A group of business leaders from the UK wrote in the left-leaning Independent newspaper on Monday that anyone arguing in favor of an EU exit was "putting politics before economics," saying there was a clear economic incentive for Britain to stay in the bloc.
"The economic case to stay in the EU is overwhelming," the group wrote. "To Britain, membership is estimated to be worth between 31 billion pounds (36.7 billion euros, $47.1 billion) and 92 billion pounds per year in income gains, or between 1,200 and 3,500 pounds for every household."
The signatories included the previous and current presidents of the Chamber of British Industry, as well as Virgin boss Sir Richard Branson and the chairmen of Deloitte, telecommunications firm BT and Lloyds. They supported Cameron's stated aim to revise the terms of EU membership, saying some alterations were needed to support the country's financial sector, but concluded that such change was best secured from within.

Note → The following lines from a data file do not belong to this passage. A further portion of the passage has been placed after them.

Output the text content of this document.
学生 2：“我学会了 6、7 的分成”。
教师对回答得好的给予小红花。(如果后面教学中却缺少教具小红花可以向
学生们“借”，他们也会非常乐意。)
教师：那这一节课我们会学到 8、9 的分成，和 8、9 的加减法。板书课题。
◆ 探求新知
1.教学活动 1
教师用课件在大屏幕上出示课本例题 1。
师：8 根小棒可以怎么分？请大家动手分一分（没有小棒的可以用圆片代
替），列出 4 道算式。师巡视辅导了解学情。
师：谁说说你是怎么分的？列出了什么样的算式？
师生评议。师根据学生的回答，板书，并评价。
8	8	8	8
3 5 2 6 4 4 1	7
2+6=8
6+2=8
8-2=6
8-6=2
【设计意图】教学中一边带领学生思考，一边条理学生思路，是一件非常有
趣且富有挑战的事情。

"What we should now be doing is fighting hard to deliver a more competitive Europe, to combat the criticism of those that champion our departure. We should push to strengthen and deepen the Single Market to include digital, energy, transport and telecoms, which could boost Britain's GDP by 110 billion pounds," they wrote.
Cornered by conservative comrades
Britain's ruling Conservatives have been rocked by EU infighting over the past few weeks, with Prime Minister David Cameron trying to play intermediary. Cameron, who says he is seeking renegotiated terms of EU membership more favorable for Britain and the bloc, has pledged to hold an "in/out" referendum in 2017 if he wins re-election.

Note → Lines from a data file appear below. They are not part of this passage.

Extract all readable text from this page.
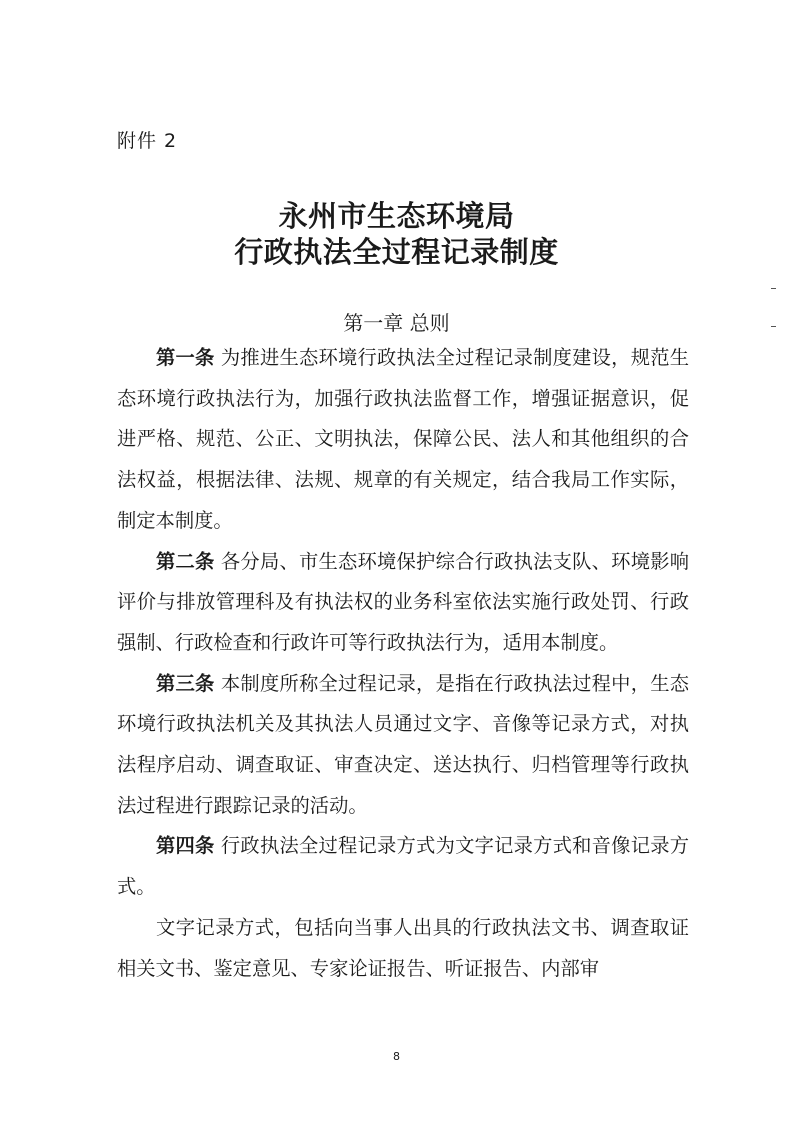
附件 2
永州市生态环境局
行政执法全过程记录制度
第一章 总则

第一条 为推进生态环境行政执法全过程记录制度建设，规范生态环境行政执法行为，加强行政执法监督工作，增强证据意识，促进严格、规范、公正、文明执法，保障公民、法人和其他组织的合法权益，根据法律、法规、规章的有关规定，结合我局工作实际，制定本制度。

第二条 各分局、市生态环境保护综合行政执法支队、环境影响评价与排放管理科及有执法权的业务科室依法实施行政处罚、行政强制、行政检查和行政许可等行政执法行为，适用本制度。

第三条 本制度所称全过程记录，是指在行政执法过程中，生态环境行政执法机关及其执法人员通过文字、音像等记录方式，对执法程序启动、调查取证、审查决定、送达执行、归档管理等行政执法过程进行跟踪记录的活动。

第四条 行政执法全过程记录方式为文字记录方式和音像记录方式。

文字记录方式，包括向当事人出具的行政执法文书、调查取证相关文书、鉴定意见、专家论证报告、听证报告、内部审

8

After last month's difficult showing in local elections, marked by a rise in fortunes for the anti-EU United Kingdom Independence Party (UKIP), Cameron has come under further pressure. One motion from within his own party proposed anchoring the potential referendum in law as a Conservative plan. Another motion said that the Queen should have mentioned the renegotiation of EU terms in her speech at the formal opening of parliament.
Former Foreign Secretary and Chancellor of the Exchequer Lord Geoffrey Howe recently wrote in the Observer newspaper that Cameron's Conservative Party was "running scared" of its own backbenchers on the issue.

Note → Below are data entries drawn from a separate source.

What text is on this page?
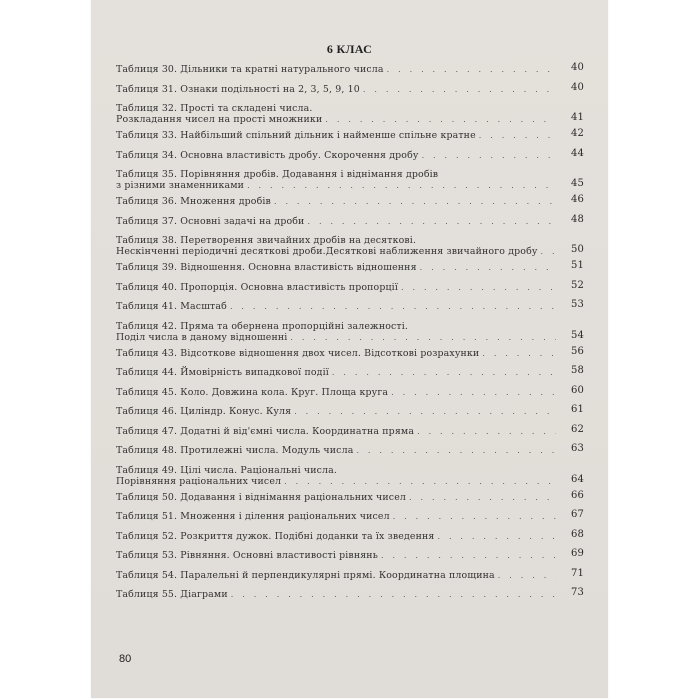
6 КЛАС
Таблиця 30. Дільники та кратні натурального числа . . .	40
Таблиця 31. Ознаки подільності на 2, 3, 5, 9, 10 . . .	40
Таблиця 32. Прості та складені числа.
Розкладання чисел на прості множники . . .	41
Таблиця 33. Найбільший спільний дільник і найменше спільне кратне . . .	42
Таблиця 34. Основна властивість дробу. Скорочення дробу . . .	44
Таблиця 35. Порівняння дробів. Додавання і віднімання дробів
з різними знаменниками . . .	45
Таблиця 36. Множення дробів . . .	46
Таблиця 37. Основні задачі на дроби . . .	48
Таблиця 38. Перетворення звичайних дробів на десяткові.
Нескінченні періодичні десяткові дроби.Десяткові наближення звичайного дробу . . .	50
Таблиця 39. Відношення. Основна властивість відношення . . .	51
Таблиця 40. Пропорція. Основна властивість пропорції . . .	52
Таблиця 41. Масштаб . . .	53
Таблиця 42. Пряма та обернена пропорційні залежності.
Поділ числа в даному відношенні . . .	54
Таблиця 43. Відсоткове відношення двох чисел. Відсоткові розрахунки . . .	56
Таблиця 44. Ймовірність випадкової події . . .	58
Таблиця 45. Коло. Довжина кола. Круг. Площа круга . . .	60
Таблиця 46. Циліндр. Конус. Куля . . .	61
Таблиця 47. Додатні й від'ємні числа. Координатна пряма . . .	62
Таблиця 48. Протилежні числа. Модуль числа . . .	63
Таблиця 49. Цілі числа. Раціональні числа.
Порівняння раціональних чисел . . .	64
Таблиця 50. Додавання і віднімання раціональних чисел . . .	66
Таблиця 51. Множення і ділення раціональних чисел . . .	67
Таблиця 52. Розкриття дужок. Подібні доданки та їх зведення . . .	68
Таблиця 53. Рівняння. Основні властивості рівнянь . . .	69
Таблиця 54. Паралельні й перпендикулярні прямі. Координатна площина . . .	71
Таблиця 55. Діаграми . . .	73
80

"Sadly, by making it clear in January that he opposes the current terms of UK membership of the EU, the prime minister has opened a Pandora's box politically and seems to be losing control of his party in the process," the former foreign and finance minister wrote.
The UK already opts out of the single European currency, the Schengen open border zone, and only partially accepts the EU's Charter of Fundamental Rights and a joint policing zone.
UKIP's rise threatens the Conservatives' monopoly on right-of-center politics in Britain. But business leaders on Monday wrote that when it came to the EU: "The benefits of membership overwhelmingly outweigh the costs, and to suggest otherwise is putting politics before economics."